Завтра наконец-то иссякнут истории, которые я (не присутствовавший при их зарождении) вынужден был выуживать из бурлящих образами укромных уголков моего мозга; потому что сухую дробь метронома, календарь Маунтбеттена с его обратным отсчетом времени уже нельзя не замечать. В имении Месволда есть своя бомба с часовым механизмом – это старый Муса; но его не слышно, потому что другой звук распространяется вширь, оглушительный, всепоглощающий; звук убегающих мигов, приближающих неотвратимую полночь.
«Тик-так»
У Падмы этот звук в ушах: что может быть лучше отсчета времени, чтобы возбудить интерес? Сегодня я наблюдал, как работал мой цветик навозный: как бешеная двигала она чаны, будто бы время от этого проходит быстрее. (А может, это так и есть: по моему опыту, оно, время, так же изменчиво и непостоянно, как подача электричества в Бомбее. Не верите – узнайте время по телефону; поскольку часы электрические, они врут безбожно. Или это мы врем …если для нас слово «вчера» означает то же, что и слово «завтра», мы, следовательно, временем не владеем).

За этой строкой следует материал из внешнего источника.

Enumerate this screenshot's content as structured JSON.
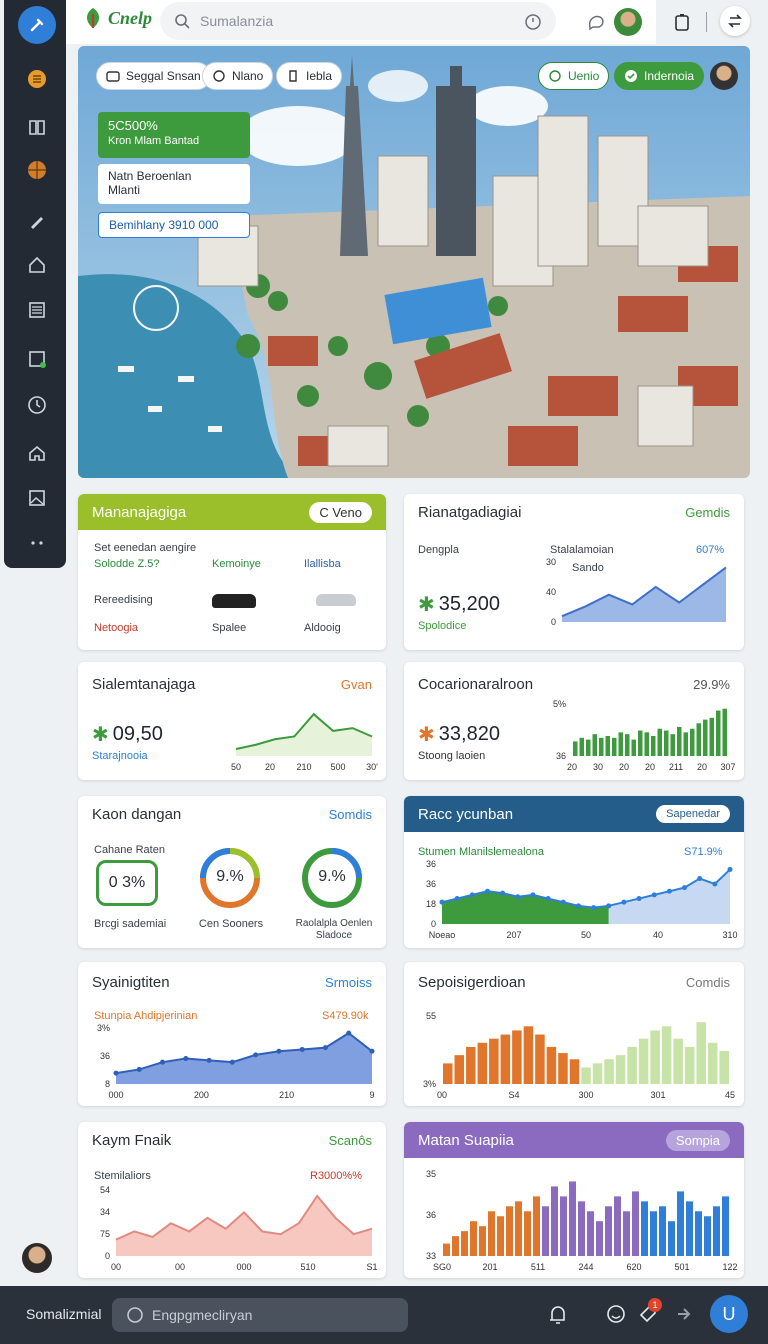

Но сегодня у Падмы в ушах раздается тиканье часов Маунтбеттена… они сделаны в Англии и идут неукоснительно точно. А сейчас фабрика опустела; испарения остались, но чаны остановились; и я держу слово. Разодетый в пух и прах, я приветствую Падму, а та бросается прямо к моему столу, садится на пол передо мной, приказывает: «Начинай». Я слегка улыбаюсь, довольный собой; ощущаю, как дети полуночи выстраиваются в очередь у меня в голове, толкаются, борются, будто рыбачки коли; я им велю подождать, теперь уже недолго; прочищаю горло, встряхиваю перо и начинаю.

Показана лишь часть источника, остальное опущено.